Repérée dans « Les Poupées Russes » de Cédric Klapisch mais aussi dans « L’un reste, l’autre part » de Claude Berri, Aïssa Maïga compte une trentaine de films sur son CV d’actrice. Avec son sourire à tomber, ses yeux profonds et sa beauté qui perce l’écran, on en oublie presque que l’actrice, en plus de sa carrière, sait mener des combats. Son livre « Noire n’est pas mon métier » sorti en 2018 avec quinze autres comédiennes noires, l’engage afin de bouger les lignes d’un milieu du cinéma stéréotypé. Charismatique, talentueuse et investie, jusqu’où ira-t-elle ?
Par Stéphanie Chermont
Aïssa Maïga, son nom sonne comme un poème. Alors que d’autres actrices découvrent le cinéma par leur famille, leurs relations, leur origine sociale, rien ne prédestinait la comédienne à le devenir. C’est l’une de ses enseignantes au collège, professeure de français, qui lui met l’eau à la bouche en lui montrant une comédie musicale. Il n’en faudra pas plus pour convaincre Aïssa Maïga qu’actrice allait devenir son métier. On peut dire merci à cette fameuse professeure… De petits rôles à des seconds rôles, dans « Saraka Bo », « Jonas et Lila », « Lise et André », « Voyage à Ouaga », « les Baigneuses », « Rien que du bonheur » ou encore « Mes enfants ne sont pas comme les autres », c’est dans le film de Claude Berri, « L’un reste, l’autre part » et dans « Les Poupées Russes » de Cédric Klapisch que tout se confirme pour Aïssa Maïga comédienne. Bien sûr, on use de sa transcendante beauté comme rôle de séduction. Mais déjà, du point du spectateur, Aïssa se fait un nom, un visage et une personnalité devant la caméra.

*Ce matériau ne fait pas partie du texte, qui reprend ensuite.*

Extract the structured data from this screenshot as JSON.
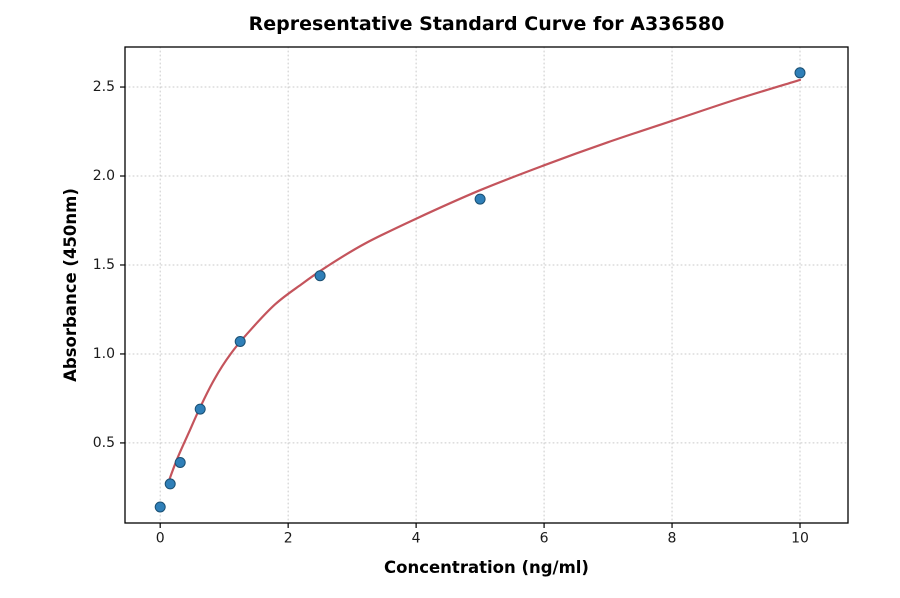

Ce que l’on oublie, c’est qu’Aïssa Maïga a fréquenté les plus grands réalisateurs, Klapisch, Sissako, Haneke, Lioret Gondry, elle a joué avec les plus grands acteurs et actrices français, Romain Duris, Gérard Depardieu, Olivier Marchal, Zabou Breitman, Benoît Magimel ou encore Mélanie Laurent. Et pourtant, on la voit humble, entière, sereine et les pieds sur terre. Ce milieu du cinéma que certaines femmes actrices ont dénoncé pour ses obscénités l’année passée, dans un mouvement appelé #MeToo, Aïssa Maïga le côtoie depuis ses débuts avec en plus d’être une femme, le poids d’être une femme noire et de se voir confier des rôles toujours plus discriminants : prostituée, mère célibataire, mama en boubou, immigrante…
Il faut arrêter avec les clichés sur les femmes, sur les femmes noires, sur les femmes actrices noires.
Aïssa Maïga
Consciente. Alors oui, il faut arrêter avec les clichés sur les femmes, sur les femmes noires, sur les femmes actrices noires. Un livre, un collectif, Aïssa Maïga s’investit pour que l’on voit les actrices noires tout simplement, que l’on dénonce en France ce manque de réactivité et d’action pour les défendre de toute discrimination. Loin d’être politisée, Aïssa Maïga se fait entendre dans des combats qu’elle mène avec brio, au même titre que sa carrière d’actrice et de son rôle de maman. De ce livre « Noire n’est pas métier », elle en prépare la version filmée et ce documentaire sera diffusé au Festival de Cannes en mai prochain ainsi que sur Canal+. Marraine de l’AMREF depuis plusieurs années pour l’aide médicale en Afrique, bombe médiatique avec une montée des Marches retentissante à Cannes l’année dernière avec d’autres actrices noires de son collectif, on se demande jusqu’où sera-t-elle capable d’aller pour faire bouger les lignes ? En tout cas, Aïssa Maïga est encore plus qu’une belle femme, c’est une belle voix pour le cinéma français qui devrait s’inspirer de son parcours et lui laisser, enfin, tout le prestige qu’elle mérite. Aïssa Maïga, bien plus qu’un poème, c’est une ode à la liberté d’expression et au jeu sur grand écran.
Livre « Noire n’est pas mon métier », Essai (Broché) aux éditions du Seuil, disponible depuis mai 2018.